I'm the BS. WH had a 3 month EA/PA with a cOW. DDay was 4/17. Working on R. Married 15 years and together 20 at DDay.
DDay #2 and #3 6/19. Grew a conscience and admitted a full blown physical affair. Now in limbo.
Can we talk about sex?
Especially interested in those of you who feel positive about the direction of R or your WS' work.
A little backstory for those of you who don't know me, my WH had an affair in 2017. I discovered and was told the physical extent was a kiss and the EA had been happening for a few months prior. We hysterically bonded mostly daily or multiple times daily for the next two years. It was the best sex either of us we'd had together. (And prior to his A, I was his only, he was NOT my only.) In 2019, he confessed to sex (occurred over a 4 day conference, a BJ on the way home from the airport and a quickie the following week in the parking garage at work).
Since his confession, we've had sex maybe a dozen times. Not a single time was it connective (TMI, but only twice did I face him.) I've cried every time. I also can only be physical if I have headphones in as a distraction. I can't take being silent with him (or hearing him talk to me bc then I wonder what he said to her).
I think I partially I cannot stand the idea that he still gets to have sex with me after the lies and gaslighting, partially that he (and I) feel tainted and disgusting (he gave me an STD that I will have forever bc he had unprotected sex), and partially I am just not okay being vulnerable in that way with him anymore - after two years of completely trusting, that was also destroyed with his lies.
My question ----- has anyone had these issues? I think relationship wise, we do well. Great communication, have fun together, spend a LOT of time together (thanks COVID!), etc. I do think he is honest and tries to be a better man every day (poly confirmed his timeline and since that 2nd DDay there has been no lies).
Is it possible to get that loving feeling back AGAIN? I have started IC up again, and a new BTrauma group, but I am kinda wondering if I need a sex therapist, drugs, or a lobotomy. (I've read a lot, and we've tried sensate touch stuff, which helps but maybe I'm just being impatient).
I always get the sense that while mind movies and triggers happen, many of you are still connecting physically, and I just feel grossed out by my own sexuality these days, much less my husband's.
Thanks in advance for any advice. Infidelity sucks.
25 comments posted: Tuesday, June 8th, 2021
"Team Bonding" Events/Trips - Thoughts?
Many companies, especially startups, love to do "team bonding" events. In my experience these have ranged from happy hours in/out of the office, team dinners, actual "team" building at places made for such things (like ropes courses/games) and trips solely for "fun".
Post DDay 1, my husband has not engaged in ANY of these events. Post DDay 2, he hasn't even traveled much and since COVID, has been working from home for almost a year.
Recently, there has been the possibility of working for a different company. (This would not be a choice to "change" jobs but a shift in company ownership.) He would have a different CEO, would have a different position himself (currently he has a lot of freedom to make his schedule/say no to any conferences/events/travel, etc.) and may be asked or expected to engage in this new company, and with his new employees that would work for and with him.
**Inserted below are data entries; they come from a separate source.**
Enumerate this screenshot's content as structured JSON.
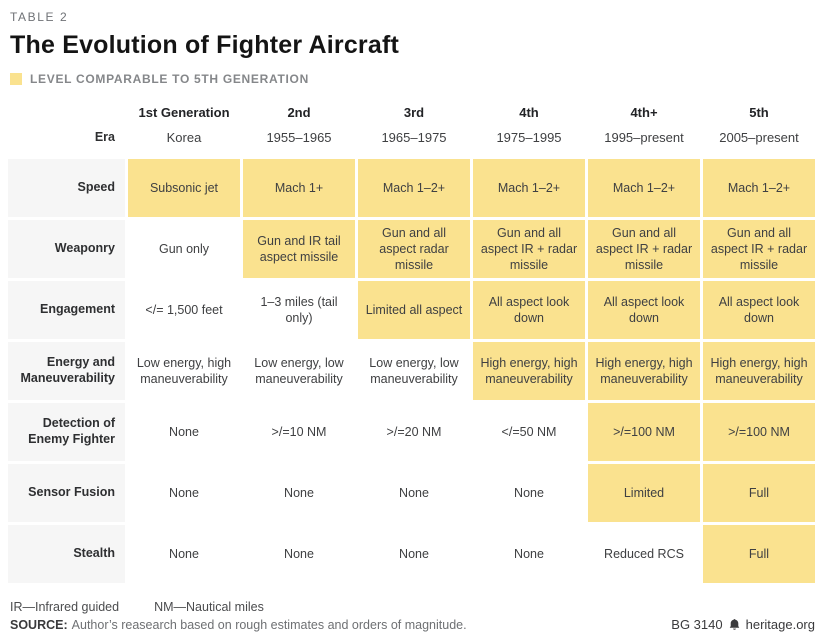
{
  "header": {
    "kicker": "TABLE 2",
    "title": "The Evolution of Fighter Aircraft",
    "legend_label": "LEVEL COMPARABLE TO 5TH GENERATION"
  },
  "colors": {
    "highlight_yellow": "#fae28f",
    "row_label_gray": "#f6f6f6"
  },
  "chart_data": {
    "type": "table",
    "title": "The Evolution of Fighter Aircraft",
    "legend": "LEVEL COMPARABLE TO 5TH GENERATION",
    "highlight_meaning": "Level comparable to 5th generation",
    "era_label": "Era",
    "columns": [
      "1st Generation",
      "2nd",
      "3rd",
      "4th",
      "4th+",
      "5th"
    ],
    "eras": [
      "Korea",
      "1955–1965",
      "1965–1975",
      "1975–1995",
      "1995–present",
      "2005–present"
    ],
    "rows": [
      {
        "label": "Speed",
        "cells": [
          {
            "text": "Subsonic jet",
            "h": true
          },
          {
            "text": "Mach 1+",
            "h": true
          },
          {
            "text": "Mach 1–2+",
            "h": true
          },
          {
            "text": "Mach 1–2+",
            "h": true
          },
          {
            "text": "Mach 1–2+",
            "h": true
          },
          {
            "text": "Mach 1–2+",
            "h": true
          }
        ]
      },
      {
        "label": "Weaponry",
        "cells": [
          {
            "text": "Gun only",
            "h": false
          },
          {
            "text": "Gun and IR tail aspect missile",
            "h": true
          },
          {
            "text": "Gun and all aspect radar missile",
            "h": true
          },
          {
            "text": "Gun and all aspect IR + radar missile",
            "h": true
          },
          {
            "text": "Gun and all aspect IR + radar missile",
            "h": true
          },
          {
            "text": "Gun and all aspect IR + radar missile",
            "h": true
          }
        ]
      },
      {
        "label": "Engagement",
        "cells": [
          {
            "text": "</= 1,500 feet",
            "h": false
          },
          {
            "text": "1–3 miles (tail only)",
            "h": false
          },
          {
            "text": "Limited all aspect",
            "h": true
          },
          {
            "text": "All aspect look down",
            "h": true
          },
          {
            "text": "All aspect look down",
            "h": true
          },
          {
            "text": "All aspect look down",
            "h": true
          }
        ]
      },
      {
        "label": "Energy and Maneuverability",
        "cells": [
          {
            "text": "Low energy, high maneuverability",
            "h": false
          },
          {
            "text": "Low energy, low maneuverability",
            "h": false
          },
          {
            "text": "Low energy, low maneuverability",
            "h": false
          },
          {
            "text": "High energy, high maneuverability",
            "h": true
          },
          {
            "text": "High energy, high maneuverability",
            "h": true
          },
          {
            "text": "High energy, high maneuverability",
            "h": true
          }
        ]
      },
      {
        "label": "Detection of Enemy Fighter",
        "cells": [
          {
            "text": "None",
            "h": false
          },
          {
            "text": ">/=10 NM",
            "h": false
          },
          {
            "text": ">/=20 NM",
            "h": false
          },
          {
            "text": "</=50 NM",
            "h": false
          },
          {
            "text": ">/=100 NM",
            "h": true
          },
          {
            "text": ">/=100 NM",
            "h": true
          }
        ]
      },
      {
        "label": "Sensor Fusion",
        "cells": [
          {
            "text": "None",
            "h": false
          },
          {
            "text": "None",
            "h": false
          },
          {
            "text": "None",
            "h": false
          },
          {
            "text": "None",
            "h": false
          },
          {
            "text": "Limited",
            "h": true
          },
          {
            "text": "Full",
            "h": true
          }
        ]
      },
      {
        "label": "Stealth",
        "cells": [
          {
            "text": "None",
            "h": false
          },
          {
            "text": "None",
            "h": false
          },
          {
            "text": "None",
            "h": false
          },
          {
            "text": "None",
            "h": false
          },
          {
            "text": "Reduced RCS",
            "h": false
          },
          {
            "text": "Full",
            "h": true
          }
        ]
      }
    ]
  },
  "footnotes": [
    "IR—Infrared guided",
    "NM—Nautical miles"
  ],
  "source": {
    "label": "SOURCE:",
    "text": "Author’s reasearch based on rough estimates and orders of magnitude."
  },
  "footer_right": {
    "doc_id": "BG 3140",
    "site": "heritage.org"
  }
}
This new company is very very young and does many of the above things, including a weeklong company "retreat" where they travel internationally and do things like water sports together. They are also almost 70% females. (I think that it is awesome, btw, but seeing as how his A was with a female peer, it is a trigger point.)
Obviously, nothing is set in stone and my H is confident that any obstacles will give him a chance to prove he's putting our marriage and his values first. I'm just curious how others would/do feel about these kinds of activities for co-workers.
I tend to personally think that alcohol and vacations should be done with your spouse or same sex friends, not people you work with. I find it somewhat of a slippery slope to be TOO close to those your work with (even if you aren't having sex with them). Friendly, yes, but in drinking in bathing suits with them, no.
So what do you guys think? Am I on an island to think this way? (For the record, my WH is on the same page I am now as he sees how easily boundaries get pushed in those situations.)